Tuttavia nelle dichiarazioni di Bersani sembra di cogliere la consapevolezza dell’esigenza di preparare una fase politica nuova, oltre lo stato di necessità e caratterizzata da un esplicito confronto tra centrosinistra e centro destra, offrendo così il merito delle scelte al voto degli elettori.
Nelle scelte del Governo Monti c’è una tendenza a coinvolgere, con le misure adottate, periodi più lunghi di quello che separa dalle prossime elezioni politiche.
Il centro sinistra dovrebbe prestare attenzione all’esigenza di salvaguardare la possibilità di compiere scelte.

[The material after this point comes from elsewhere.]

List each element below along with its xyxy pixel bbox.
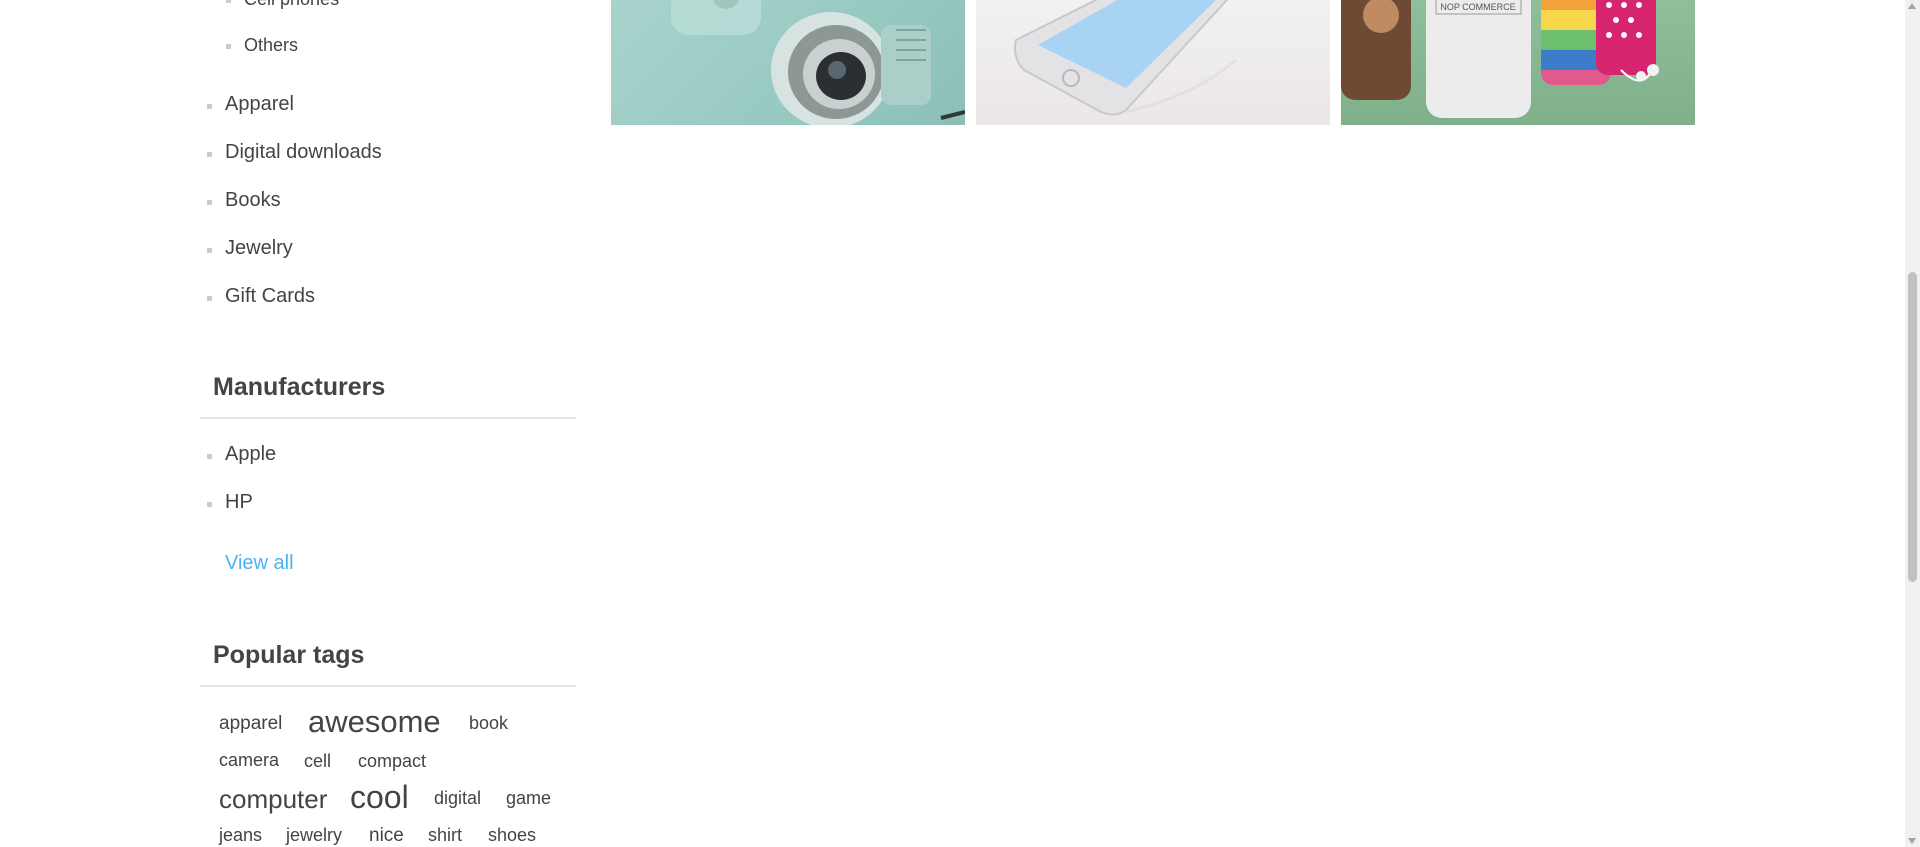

Non si può ignorare che in Europa si stanno aprendo spazi per contrastare la linea neoliberale imposta dalle leadership Merkel–Sarkozy, a partire dalle prossime elezioni presidenziali francesi. L’ossessione per il debito pubblico sta condannando alcuni paesi come la Grecia al disastro sociale ed economico, altri come l’Italia alla recessione e alla crescita della disoccupazione.
La questione di un diverso sviluppo, con al centro occupazione (di qualità) e sviluppo sostenibile, sarà sempre più al centro di un confronto europeo tra alternative diverse: tra destra e sinistra. L’Italia non può essere fuori da questo contesto.
Per questo occorre iniziare prima possibile la preparazione dell’alternativa politica in Italia, che è questione di contenuti e di capacità di muovere energie sociali ed umane senza il cui sostegno questo non sarebbe possibile.
Occorrono alcune scelte di fondo sul piano economico e sociale, educativo e della ricerca, contrastando la posizione che vorrebbe abbandonare la diversità europea per eccellenza: lo stato sociale.
Del resto non è pensabile che l’alternativa politica venga preparata da un ristretto gruppo dirigente; occorre predisporre una grande occasione di partecipazione democratica alle scelte, che è molto di più delle primarie per scegliere la leadership.
A questa partecipazione democratica debbono contribuire grandi organizzazioni sociali e anche singoli, gruppi, territori, uscendo da una fase in cui una ristretta elite decide le scelte che riguardano tutti.
Occorre un movimento di popolo in grado di dare forza e credibilità all’alternativa politica.